It’s 2018 and the amount of parenting techniques there are is outrages. There’s attachment parenting, authoritative parenting, lazy parenting, different types of special parenting from different countries, and apparently whatever the how-to books say when it comes to raising our children. When you browse the self help section of your neighborhood bookstore, you can find just about anything and everything on sleep training, feeding, discipline, and so on. There are hundreds of online articles that hit my news feed daily. It’s enough to drive you crazy. What’s worse, parents who have fallen for a specific style of parenting will judge you if your style does not match theirs. We’re all a little guilty of it. So what style did you choose?
Let’s face it, people have been having babies for years. So, why are we looking to books on how to properly raise our children? Because, like bell bottoms, skinny jeans, and hoop earrings; parenting styles have become a trend. One way becomes more popular than another, and if you are still raising your children on pop tarts and tv, then you are out dated sister! Don’t you know it’s the year of ‘breast is best,’ and homemade puree? Duh!
So back to my question, what parenting fad have you chosen? Me? Oh, I’ve gone with my gut, and yes a few how to articles, but I like to mix and match. I like to consider myself the involved parent who picks up her baby every time she cries, but also bottle feeds. I mix in a few pointers of sleep training how to’s along with rocking my little one to sleep every night. Yes, I give her time alone to explore her independence, but I also respond when she needs me. I’ve worn my baby in a wrap, but she also sleeps in a crib.
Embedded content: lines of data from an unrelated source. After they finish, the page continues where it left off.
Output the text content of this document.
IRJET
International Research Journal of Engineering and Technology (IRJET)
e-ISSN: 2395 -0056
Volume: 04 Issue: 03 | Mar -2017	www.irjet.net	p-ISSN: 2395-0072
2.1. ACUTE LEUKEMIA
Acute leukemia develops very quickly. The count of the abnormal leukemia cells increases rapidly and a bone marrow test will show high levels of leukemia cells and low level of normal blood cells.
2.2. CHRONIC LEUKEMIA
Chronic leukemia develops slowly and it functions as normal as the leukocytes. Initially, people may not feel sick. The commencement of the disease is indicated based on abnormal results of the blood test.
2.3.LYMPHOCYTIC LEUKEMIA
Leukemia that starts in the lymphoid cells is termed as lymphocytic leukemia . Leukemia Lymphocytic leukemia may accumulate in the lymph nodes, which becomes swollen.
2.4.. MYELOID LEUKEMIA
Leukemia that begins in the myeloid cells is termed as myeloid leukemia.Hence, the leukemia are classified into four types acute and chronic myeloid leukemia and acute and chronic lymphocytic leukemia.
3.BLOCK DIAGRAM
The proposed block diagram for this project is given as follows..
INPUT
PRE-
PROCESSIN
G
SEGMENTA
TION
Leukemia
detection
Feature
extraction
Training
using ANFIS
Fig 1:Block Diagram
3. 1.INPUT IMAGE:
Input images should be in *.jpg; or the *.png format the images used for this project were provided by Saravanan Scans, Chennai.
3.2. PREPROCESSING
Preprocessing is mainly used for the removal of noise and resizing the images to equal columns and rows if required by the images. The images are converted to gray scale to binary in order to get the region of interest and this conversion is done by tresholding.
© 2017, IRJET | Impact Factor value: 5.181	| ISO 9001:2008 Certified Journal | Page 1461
With so many parenting styles and mom-critics telling us how we should raise our children, we forget that our kids are unique individuals, who may respond to different methods. We forget that parenting is an instinct and not necessarily something we need to learn. I get it, raising a child is hard and sometimes we need advice. Getting a baby to latch on can be nerve wracking, and sometimes it takes a professional to help us keep our toddler from having a meltdown in the middle of Target. Seeking help is pretty standard for all parents, but if our child isn’t sleeping in until 9am were rushing to our phones and were googling “How do I make my child sleep more?” Maybe it has nothing to do with your parenting style and maybe it’s just that your little one is an early riser. Yes, it would be so nice to sleep in, but parenting is a full-time job, and sometimes you have to be to work early.
Since we have fallen into the trap of parenting styles, we obsess over sleep training, letting them cry it out, baby wearing, how we feed them, what we teach them, and how we discipline them. When someone doesn’t agree with our style, we have to hear the backlash of their opinions, “You’re too hard on them, you’re not hard enough, you’re feeding them too much, you’re not feeding them enough, you’re spending too much time with them, you’re not spending enough time with them.” We can’t raise our children in public for fear of judgement.
The parenting style I have chosen is the one where I follow my heart and the needs of my little girl. I do what’s best for her, and what works for us as a family. I refuse to fall into a trend because society not only tells me how I should look or dress, or who I should marry or how I should be happy, but also how I should parent? No thank you! Put down the how-to articles, Mama’s. It’s time to follow your hearts!